La justice allemande s’oppose à la politique migratoire du chancelier Merz
La principale mesure prise par le gouvernement Merz depuis son entrée en fonction il y a un mois, qui concerne la politique migratoire figurant au cœur de ses projets de réforme, a été sèchement recalée lundi par un tribunal administratif régional. La cour de Berlin a jugé «illégal» le refoulement de trois demandeurs d’asile d’origine somalienne arrivés le 9 mai à la gare frontalière de Francfort-sur-l’Oder, en provenance de Pologne. Ces derniers avaient porté plainte dans la foulée.
La décision d’un renvoi à la frontière des demandeurs d’asile avait été prise par le nouveau ministre de l’Intérieur Alexander Dobrindt, un conservateur bavarois, au lendemain même de l’élection de Friedrich Merz au Bundestag, et largement critiqué par les pays voisins, Pologne en tête. Ce projet avait également irrité le partenaire social-démocrate de la coalition, en plus des dirigeants européens qui y revoyaient une remise en cause de l’accord de Dublin sur lequel se fonde la politique communautaire sur le droit d’asile.
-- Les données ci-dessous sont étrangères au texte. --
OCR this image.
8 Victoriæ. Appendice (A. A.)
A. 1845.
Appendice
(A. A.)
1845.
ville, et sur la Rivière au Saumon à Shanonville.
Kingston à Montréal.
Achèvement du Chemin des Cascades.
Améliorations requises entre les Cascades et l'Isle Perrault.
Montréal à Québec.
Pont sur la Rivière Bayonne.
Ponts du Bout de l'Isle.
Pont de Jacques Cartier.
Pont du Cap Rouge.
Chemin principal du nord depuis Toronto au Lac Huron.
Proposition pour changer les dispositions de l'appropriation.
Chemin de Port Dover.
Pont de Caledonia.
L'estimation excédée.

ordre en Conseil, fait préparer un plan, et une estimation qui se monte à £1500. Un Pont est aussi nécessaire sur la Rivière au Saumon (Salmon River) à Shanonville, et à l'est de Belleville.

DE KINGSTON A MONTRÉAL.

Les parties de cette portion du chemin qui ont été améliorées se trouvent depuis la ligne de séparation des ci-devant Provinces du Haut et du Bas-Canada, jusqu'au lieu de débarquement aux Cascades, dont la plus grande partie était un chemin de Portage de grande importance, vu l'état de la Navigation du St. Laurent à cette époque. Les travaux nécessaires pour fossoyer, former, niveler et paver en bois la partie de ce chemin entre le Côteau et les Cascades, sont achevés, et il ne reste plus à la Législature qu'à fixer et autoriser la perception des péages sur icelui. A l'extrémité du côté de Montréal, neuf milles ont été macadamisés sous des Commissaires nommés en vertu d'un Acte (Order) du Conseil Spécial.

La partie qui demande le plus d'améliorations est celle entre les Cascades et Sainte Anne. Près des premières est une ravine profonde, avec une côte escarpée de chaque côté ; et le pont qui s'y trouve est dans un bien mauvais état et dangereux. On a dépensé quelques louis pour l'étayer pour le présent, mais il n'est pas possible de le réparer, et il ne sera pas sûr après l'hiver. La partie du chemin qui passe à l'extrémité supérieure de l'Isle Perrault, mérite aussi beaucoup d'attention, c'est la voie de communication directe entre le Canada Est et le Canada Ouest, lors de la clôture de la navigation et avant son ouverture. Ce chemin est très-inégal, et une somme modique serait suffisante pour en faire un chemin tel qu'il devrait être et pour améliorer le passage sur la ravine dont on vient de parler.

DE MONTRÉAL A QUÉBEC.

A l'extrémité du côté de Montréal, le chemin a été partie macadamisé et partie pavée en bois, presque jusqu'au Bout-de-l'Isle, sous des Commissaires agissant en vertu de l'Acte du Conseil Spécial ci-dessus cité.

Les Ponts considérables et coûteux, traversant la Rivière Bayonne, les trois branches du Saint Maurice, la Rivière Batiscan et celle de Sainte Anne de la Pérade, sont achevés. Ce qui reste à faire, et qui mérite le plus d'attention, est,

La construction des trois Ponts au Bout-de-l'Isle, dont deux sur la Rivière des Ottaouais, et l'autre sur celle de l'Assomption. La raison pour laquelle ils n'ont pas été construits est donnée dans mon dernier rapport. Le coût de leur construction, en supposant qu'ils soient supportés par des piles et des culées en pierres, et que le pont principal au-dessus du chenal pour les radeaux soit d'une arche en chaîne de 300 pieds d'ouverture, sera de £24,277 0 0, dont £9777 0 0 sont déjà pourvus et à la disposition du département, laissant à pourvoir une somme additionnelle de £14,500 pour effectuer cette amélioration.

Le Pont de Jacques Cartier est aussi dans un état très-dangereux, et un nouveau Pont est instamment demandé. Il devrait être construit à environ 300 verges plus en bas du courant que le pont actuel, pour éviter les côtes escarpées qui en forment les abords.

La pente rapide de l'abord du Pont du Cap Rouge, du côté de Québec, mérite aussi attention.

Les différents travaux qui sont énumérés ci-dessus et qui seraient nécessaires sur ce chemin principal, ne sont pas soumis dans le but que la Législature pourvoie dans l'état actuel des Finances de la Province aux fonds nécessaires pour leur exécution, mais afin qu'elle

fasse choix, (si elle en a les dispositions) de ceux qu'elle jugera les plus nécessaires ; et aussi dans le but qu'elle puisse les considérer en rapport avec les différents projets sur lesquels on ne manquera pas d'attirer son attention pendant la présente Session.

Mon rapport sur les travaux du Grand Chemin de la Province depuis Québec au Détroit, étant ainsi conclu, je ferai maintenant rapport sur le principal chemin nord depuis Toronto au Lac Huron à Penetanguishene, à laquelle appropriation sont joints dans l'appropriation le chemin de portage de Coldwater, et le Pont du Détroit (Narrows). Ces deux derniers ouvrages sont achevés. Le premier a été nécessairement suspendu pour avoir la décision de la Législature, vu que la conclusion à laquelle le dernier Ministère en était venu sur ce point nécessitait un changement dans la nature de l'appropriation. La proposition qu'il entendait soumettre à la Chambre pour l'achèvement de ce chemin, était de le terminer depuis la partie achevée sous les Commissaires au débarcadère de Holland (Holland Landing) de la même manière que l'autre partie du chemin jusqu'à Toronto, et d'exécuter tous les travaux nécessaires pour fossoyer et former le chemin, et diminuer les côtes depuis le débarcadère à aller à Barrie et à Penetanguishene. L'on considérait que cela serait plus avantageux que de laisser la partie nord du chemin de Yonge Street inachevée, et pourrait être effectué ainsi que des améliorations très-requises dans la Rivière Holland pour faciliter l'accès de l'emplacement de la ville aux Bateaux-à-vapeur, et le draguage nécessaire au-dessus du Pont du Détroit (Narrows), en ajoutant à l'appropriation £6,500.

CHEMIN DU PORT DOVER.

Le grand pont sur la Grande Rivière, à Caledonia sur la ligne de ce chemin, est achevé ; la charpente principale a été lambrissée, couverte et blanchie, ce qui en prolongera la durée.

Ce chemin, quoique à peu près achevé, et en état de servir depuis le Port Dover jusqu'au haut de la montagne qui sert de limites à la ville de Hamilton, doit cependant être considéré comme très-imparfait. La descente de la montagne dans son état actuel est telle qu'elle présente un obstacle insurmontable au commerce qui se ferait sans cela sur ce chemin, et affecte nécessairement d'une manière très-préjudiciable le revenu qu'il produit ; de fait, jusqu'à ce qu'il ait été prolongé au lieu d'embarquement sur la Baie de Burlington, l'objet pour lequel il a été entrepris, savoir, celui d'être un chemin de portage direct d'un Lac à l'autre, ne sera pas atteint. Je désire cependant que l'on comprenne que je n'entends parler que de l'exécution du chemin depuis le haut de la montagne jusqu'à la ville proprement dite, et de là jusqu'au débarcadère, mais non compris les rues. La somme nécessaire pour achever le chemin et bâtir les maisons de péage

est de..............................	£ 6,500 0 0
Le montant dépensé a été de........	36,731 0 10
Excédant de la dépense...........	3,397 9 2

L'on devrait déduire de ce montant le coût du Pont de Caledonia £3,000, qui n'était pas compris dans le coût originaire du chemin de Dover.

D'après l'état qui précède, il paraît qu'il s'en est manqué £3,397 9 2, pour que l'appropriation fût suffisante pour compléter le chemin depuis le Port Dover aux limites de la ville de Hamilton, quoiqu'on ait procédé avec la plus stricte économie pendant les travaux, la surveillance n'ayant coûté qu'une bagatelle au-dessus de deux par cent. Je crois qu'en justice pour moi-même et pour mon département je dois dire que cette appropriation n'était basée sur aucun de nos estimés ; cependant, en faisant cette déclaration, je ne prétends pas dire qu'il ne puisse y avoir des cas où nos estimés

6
Le tribunal administratif a donné raison à ces derniers. Son jugement n’est pas susceptible d’appel.
Le gouvernement prêt au bras de fer
«Les personnes qui demandent l’asile lors d’un contrôle aux frontières sur le territoire allemand ne peuvent être refoulées sans que la procédure de Dublin ait été appliquée», a confirmé la juridiction dans un communiqué. Les autorités allemandes se voient reprocher de ne pas avoir pris connaissance des conditions d’entrée dans l’UE des trois réfugiés somaliens, avant de les refouler. Ces derniers ne constituaient pas davantage une menace pour l’ordre public, qui aurait été susceptible le cas échéant, de justifier leur renvoi.
Le ministre de l’Intérieur a minimisé la portée du jugement, niant que celui-ci puisse faire jurisprudence. «Nous estimons que la base juridique (du gouvernement NDLR) est établie et nous continuerons à procéder ainsi, indépendamment de cette décision individuelle», a déclaré le ministre CSU, manifestement prêt au bras de fer avec l’institution judiciaire. Il a précisé que les trois plaignants concernés avaient déjà tenté à trois reprises d’entrer en Allemagne.
Les frontaliers pénalisés
Cette politique de renvoi automatique, et le durcissement de la politique migratoire qui va avec, avait été élaborée durant la campagne électorale elle-même émaillée par des attaques au couteau meurtrières commises par des immigrés en situation irrégulière. Elle avait enflammé le débat politique alors que le candidat de la CDU avait tenté en vain de faire voter une proposition de loi avec les voix de l’AfD. Depuis sa mise en œuvre le 7 mai, la Pologne et son Premier ministre Donald Tusk, ainsi que le gouvernement tchèque, avaient été les plus critiques à l’encontre du gouvernement allemand. Les travailleurs frontaliers se plaignent par ailleurs des délais occasionnés par les contrôles aux frontières.
Les municipalités voisines de Strasbourg et Kehl (Allemagne) s’en sont mêmes émues dans une lettre commune adressée à la chancellerie. Pour sa part, l’ambassade de France en Allemagne a demandé par écrit des précisions sur la politique migratoire allemande, soulignant que les deux pays «partagent le souci commun de limiter autant que possible les restrictions imposées aux frontaliers».
En parallèle, le gouvernement allemand vient d’adopter un projet de loi visant à suspendre le regroupement familial pour les réfugiés n’ayant obtenu qu’un statut subsidiaire (d’un niveau inférieur à la protection complète et plus transitoire). Les mécanismes de naturalisation accélérée sont également remis en cause. La polémique risque de repartir.
Dans la soirée, le groupe des Verts, principale force d’opposition en dehors de l’AfD, a vu dans les refoulements du gouvernement une «violation flagrante du droit». Les écologistes ont exigé de Friedrich Merz qu’il mette «immédiatement fin aux blocages aux frontières, clarifie la situation et arrête immédiatement les expulsions illégales».